WANE Overview and Technical Details

WANE: Web Archive Named Entities uses named-entity recognition tools to generate a list of all the people, places, and organizations mentioned in each valid URL in a collection along with a timestamp of that URL's capture.

WANE Dataset

The WANE dataset is generated using the Stanford Named Entity Recognizer software (http://nlp.stanford.edu/software/CRF-NER.shtml) to extract named entities from each textual resource in a collection.

  • The analyzer uses an English model 3-class classifier to extract names that correspond to recognized Persons, Organizations, and Locations.
  • WANE files map one-to-one to (W)ARC files, thus a collection's (W)ARC files will have corresponding WANE files.
  • WANE files are less than 1% the size of their corresponding (W)ARC files.

WANE Data Structure

The WANE data is structured as a JSON object per line: URL ("url"), timestamp ("timestamp"), content digest ("digest") and the named entities ("named_entities") containing data arrays of "persons", "organizations", and "locations".

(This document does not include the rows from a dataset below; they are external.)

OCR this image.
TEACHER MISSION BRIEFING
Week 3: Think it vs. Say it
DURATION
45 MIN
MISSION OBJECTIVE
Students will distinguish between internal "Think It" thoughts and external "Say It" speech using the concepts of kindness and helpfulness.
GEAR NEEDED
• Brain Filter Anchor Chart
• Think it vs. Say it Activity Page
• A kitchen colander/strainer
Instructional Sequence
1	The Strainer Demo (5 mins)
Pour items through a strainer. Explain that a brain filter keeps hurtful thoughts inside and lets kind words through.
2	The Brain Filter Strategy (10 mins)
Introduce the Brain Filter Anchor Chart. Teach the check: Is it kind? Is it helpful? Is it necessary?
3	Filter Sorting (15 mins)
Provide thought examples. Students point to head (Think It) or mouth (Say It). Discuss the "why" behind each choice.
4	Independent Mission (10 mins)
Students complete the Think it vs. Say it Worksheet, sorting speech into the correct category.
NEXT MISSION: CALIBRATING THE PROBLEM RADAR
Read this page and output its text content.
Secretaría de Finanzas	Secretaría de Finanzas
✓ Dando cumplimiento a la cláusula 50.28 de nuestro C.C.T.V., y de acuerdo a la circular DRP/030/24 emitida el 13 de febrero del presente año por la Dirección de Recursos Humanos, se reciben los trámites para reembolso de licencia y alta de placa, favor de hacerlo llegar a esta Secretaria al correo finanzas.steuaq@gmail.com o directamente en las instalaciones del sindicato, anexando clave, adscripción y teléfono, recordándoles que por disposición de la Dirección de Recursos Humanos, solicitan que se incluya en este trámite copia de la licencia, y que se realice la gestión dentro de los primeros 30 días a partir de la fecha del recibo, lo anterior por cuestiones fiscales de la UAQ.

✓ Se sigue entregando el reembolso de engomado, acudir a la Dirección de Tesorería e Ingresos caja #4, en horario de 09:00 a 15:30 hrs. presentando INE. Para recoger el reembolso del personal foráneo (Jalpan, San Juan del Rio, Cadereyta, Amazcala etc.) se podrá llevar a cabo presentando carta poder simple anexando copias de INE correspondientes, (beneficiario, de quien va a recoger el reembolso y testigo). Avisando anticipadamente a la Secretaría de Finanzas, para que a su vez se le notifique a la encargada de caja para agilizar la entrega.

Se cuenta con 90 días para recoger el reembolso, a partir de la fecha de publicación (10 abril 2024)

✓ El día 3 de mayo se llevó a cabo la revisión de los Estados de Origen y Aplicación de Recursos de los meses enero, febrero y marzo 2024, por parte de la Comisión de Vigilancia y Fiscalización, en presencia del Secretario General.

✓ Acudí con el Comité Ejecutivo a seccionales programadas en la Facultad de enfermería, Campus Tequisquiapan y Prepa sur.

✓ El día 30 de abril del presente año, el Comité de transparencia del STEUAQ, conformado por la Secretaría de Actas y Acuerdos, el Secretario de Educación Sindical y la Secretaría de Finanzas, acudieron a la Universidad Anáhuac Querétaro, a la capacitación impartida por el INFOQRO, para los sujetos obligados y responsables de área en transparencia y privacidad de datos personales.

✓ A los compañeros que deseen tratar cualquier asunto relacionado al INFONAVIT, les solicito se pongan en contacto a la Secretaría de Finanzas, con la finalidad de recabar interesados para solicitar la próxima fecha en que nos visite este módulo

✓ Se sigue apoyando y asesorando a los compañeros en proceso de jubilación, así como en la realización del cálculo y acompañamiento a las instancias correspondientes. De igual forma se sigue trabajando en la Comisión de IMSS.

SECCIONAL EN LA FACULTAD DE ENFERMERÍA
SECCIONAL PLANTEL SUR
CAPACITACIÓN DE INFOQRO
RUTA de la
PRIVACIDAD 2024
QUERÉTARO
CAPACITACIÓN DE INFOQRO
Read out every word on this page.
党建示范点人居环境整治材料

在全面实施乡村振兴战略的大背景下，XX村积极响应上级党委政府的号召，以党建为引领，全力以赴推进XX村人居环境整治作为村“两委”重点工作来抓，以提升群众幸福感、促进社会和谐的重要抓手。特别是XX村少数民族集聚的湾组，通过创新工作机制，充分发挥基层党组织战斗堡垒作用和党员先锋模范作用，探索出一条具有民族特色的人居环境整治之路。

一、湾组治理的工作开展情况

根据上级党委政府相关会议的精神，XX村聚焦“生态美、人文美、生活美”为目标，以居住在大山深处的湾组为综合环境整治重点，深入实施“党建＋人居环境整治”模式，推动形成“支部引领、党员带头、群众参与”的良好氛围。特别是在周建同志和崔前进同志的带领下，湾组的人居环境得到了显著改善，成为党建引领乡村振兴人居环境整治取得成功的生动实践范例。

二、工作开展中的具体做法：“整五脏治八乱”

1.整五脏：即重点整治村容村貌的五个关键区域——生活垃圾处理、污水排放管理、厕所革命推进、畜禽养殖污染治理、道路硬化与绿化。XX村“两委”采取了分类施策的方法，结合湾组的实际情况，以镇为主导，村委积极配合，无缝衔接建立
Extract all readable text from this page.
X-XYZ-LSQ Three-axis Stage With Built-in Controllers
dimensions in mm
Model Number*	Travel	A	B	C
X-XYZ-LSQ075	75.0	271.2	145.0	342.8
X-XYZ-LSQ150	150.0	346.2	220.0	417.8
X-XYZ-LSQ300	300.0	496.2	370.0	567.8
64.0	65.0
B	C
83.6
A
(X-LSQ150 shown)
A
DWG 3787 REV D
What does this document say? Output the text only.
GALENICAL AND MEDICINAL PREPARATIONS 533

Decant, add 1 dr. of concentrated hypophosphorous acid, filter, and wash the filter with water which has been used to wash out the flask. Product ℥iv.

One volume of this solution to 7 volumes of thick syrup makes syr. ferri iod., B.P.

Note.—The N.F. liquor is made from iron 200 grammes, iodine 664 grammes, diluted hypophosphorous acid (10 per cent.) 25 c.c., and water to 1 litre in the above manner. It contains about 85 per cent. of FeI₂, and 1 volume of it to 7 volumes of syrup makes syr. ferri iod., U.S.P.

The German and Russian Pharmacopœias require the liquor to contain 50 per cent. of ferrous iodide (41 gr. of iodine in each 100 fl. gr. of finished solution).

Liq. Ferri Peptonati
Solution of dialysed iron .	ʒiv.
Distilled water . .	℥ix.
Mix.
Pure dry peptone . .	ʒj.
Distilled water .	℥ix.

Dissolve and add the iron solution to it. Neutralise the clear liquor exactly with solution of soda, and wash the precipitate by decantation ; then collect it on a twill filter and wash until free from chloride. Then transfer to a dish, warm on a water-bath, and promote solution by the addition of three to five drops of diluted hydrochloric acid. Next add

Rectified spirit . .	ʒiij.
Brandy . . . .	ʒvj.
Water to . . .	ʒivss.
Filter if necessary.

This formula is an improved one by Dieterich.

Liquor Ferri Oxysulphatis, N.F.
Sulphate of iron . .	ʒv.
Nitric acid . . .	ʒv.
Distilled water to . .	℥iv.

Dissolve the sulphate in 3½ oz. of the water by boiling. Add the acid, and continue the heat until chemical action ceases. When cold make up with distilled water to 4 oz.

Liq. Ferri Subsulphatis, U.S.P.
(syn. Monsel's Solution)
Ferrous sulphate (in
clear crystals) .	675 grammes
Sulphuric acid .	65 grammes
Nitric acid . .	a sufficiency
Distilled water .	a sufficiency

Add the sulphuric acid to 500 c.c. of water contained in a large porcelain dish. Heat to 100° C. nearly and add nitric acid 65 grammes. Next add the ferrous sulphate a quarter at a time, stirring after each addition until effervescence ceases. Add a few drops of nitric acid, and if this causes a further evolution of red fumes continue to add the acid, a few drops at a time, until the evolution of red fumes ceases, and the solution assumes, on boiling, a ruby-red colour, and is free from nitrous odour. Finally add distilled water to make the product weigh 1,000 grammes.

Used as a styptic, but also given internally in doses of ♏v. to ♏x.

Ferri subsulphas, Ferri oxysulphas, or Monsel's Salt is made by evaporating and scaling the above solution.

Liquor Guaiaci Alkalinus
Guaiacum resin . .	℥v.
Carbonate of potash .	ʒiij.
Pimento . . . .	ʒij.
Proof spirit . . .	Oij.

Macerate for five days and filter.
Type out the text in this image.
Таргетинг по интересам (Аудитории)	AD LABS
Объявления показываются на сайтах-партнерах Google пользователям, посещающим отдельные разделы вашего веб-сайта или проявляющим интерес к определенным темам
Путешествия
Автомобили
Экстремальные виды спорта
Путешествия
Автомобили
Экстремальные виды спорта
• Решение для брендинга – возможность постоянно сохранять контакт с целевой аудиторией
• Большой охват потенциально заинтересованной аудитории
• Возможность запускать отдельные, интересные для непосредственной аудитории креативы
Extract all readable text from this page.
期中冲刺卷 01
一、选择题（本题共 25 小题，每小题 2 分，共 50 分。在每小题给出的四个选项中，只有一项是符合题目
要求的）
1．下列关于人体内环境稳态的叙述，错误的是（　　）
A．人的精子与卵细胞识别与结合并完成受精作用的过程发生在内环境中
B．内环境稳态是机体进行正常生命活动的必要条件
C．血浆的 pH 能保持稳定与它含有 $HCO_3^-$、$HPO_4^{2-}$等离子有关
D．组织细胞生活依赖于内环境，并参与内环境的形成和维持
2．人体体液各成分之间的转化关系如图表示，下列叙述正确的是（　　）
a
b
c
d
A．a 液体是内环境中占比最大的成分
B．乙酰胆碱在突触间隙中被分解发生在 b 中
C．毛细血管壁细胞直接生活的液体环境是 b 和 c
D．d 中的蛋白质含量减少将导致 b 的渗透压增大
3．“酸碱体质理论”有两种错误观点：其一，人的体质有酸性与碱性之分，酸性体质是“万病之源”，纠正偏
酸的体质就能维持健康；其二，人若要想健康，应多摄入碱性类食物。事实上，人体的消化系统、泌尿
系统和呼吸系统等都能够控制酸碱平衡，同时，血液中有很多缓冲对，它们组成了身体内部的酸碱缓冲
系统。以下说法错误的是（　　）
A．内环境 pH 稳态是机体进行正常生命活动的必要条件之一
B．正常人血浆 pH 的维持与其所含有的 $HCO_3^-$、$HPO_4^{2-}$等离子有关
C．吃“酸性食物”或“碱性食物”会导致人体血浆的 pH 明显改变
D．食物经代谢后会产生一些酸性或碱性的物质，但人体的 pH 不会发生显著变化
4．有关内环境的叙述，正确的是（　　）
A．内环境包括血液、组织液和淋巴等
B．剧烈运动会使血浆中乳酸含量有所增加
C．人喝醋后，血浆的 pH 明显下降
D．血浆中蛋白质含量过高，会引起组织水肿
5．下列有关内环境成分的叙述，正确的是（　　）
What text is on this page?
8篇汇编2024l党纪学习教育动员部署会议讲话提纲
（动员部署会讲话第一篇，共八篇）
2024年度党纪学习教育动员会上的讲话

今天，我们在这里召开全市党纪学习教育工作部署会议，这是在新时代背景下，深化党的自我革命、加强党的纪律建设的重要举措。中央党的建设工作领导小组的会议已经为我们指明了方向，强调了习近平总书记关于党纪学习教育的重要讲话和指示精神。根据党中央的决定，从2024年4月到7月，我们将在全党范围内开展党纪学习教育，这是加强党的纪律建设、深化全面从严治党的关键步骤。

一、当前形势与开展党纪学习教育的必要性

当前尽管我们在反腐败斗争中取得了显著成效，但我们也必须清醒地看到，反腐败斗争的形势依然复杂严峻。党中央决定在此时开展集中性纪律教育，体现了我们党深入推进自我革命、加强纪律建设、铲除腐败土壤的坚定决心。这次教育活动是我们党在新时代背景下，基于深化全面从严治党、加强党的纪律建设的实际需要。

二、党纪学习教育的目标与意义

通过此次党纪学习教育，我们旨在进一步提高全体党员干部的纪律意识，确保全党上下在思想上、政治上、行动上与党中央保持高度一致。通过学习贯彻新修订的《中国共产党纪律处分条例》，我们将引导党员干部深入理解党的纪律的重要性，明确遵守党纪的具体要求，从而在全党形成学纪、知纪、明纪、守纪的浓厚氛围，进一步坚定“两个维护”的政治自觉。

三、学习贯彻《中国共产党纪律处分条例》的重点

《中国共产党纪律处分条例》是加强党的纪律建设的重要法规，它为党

WANE Dataset Creation Process

The WANE dataset encodes entities from any textual document in a collection with a 200 HTTP response code. WANE datasets are generated using a Hadoop-based production pipeline that includes use of Stanford's NER tool, Apache Pig, Java, and Python scripts. Downloaded WANE datasets will map one-to-one to (W)ARCs and will be similarly packed as concatenated, compressed records. In some cases, when no known entities have been discovered in a whole (W)ARC file, you will see a 0 byte WANE file. Zero byte files allow the exact WANE-to-WARC mapping to be maintained. Entity recognition is enabled by the ability of the Stanford NER classifier. More on Stanford's NER can be found at http://nlp.stanford.edu/software/CRF-NER.shtml.